Thrombotic thrombocytopenic purpura (TTP) is a life-threatening disorder characterized by microangiopathic hemolytic anemia and thrombocytopenia often accompanied by microvascular ischemia, which may manifest as sensorimotor signs, visual changes, renal impairment, cardiac ischemia, and abdominal pain, depending on the organs affected. Until a few decades ago, TTP remained an almost universally fatal disorder. The introduction of plasma exchange therapy (PE) with replacement of fresh frozen plasma has improved the survival of patients with acute TTP dramatically from less than 10% to approximately 80 to 90% and is now considered the therapy of choice. During the last decade, the understanding of the pathophysiology of thrombotic microangiopathies, especially TTP, has increased considerably. The clinical features of thrombotic sequelae in TTP are diverse and usually secondary to microvascular thrombosis. Clinical and laboratory evidence for disruption of primary and secondary hemostasis, the role of endothelial integrity and fibrinolysis, the relevance of large vessel thrombosis, and the prevalence of thrombophilic states in TTP are discussed in this review.

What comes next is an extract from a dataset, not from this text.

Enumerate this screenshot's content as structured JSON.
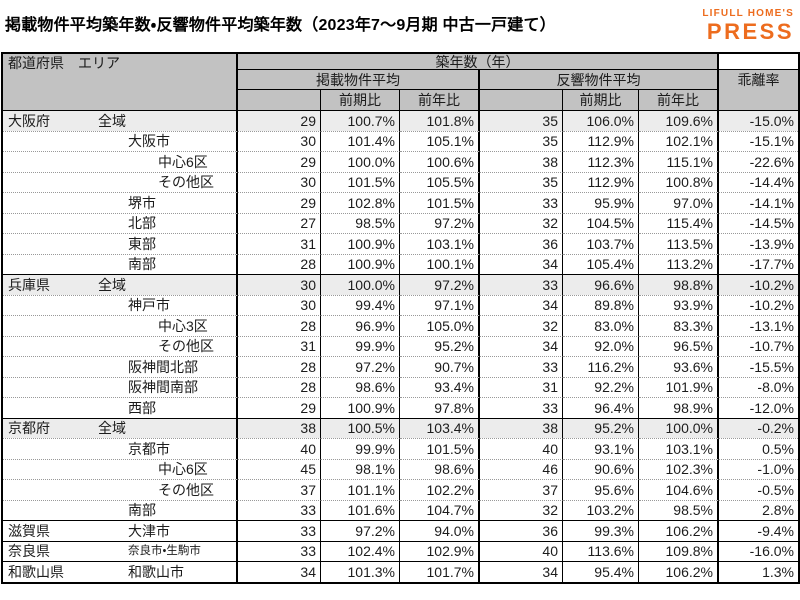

In summary, although the syndrome of TTP can sometimes be confused with other thrombotic diatheses, it is clear that the phenomenon of thrombosis in TTP appears to be distinctly different, both biologically and clinically, from other causes of microangiopathy and/or antibody-mediated thrombosis. Traditional anticoagulant and antiplatelet strategies are generally not effective in patients with TTP, despite the predominance of thrombotic manifestations, and common prothrombotic polymorphisms detected in patients with venous thromboembolism are seldom present.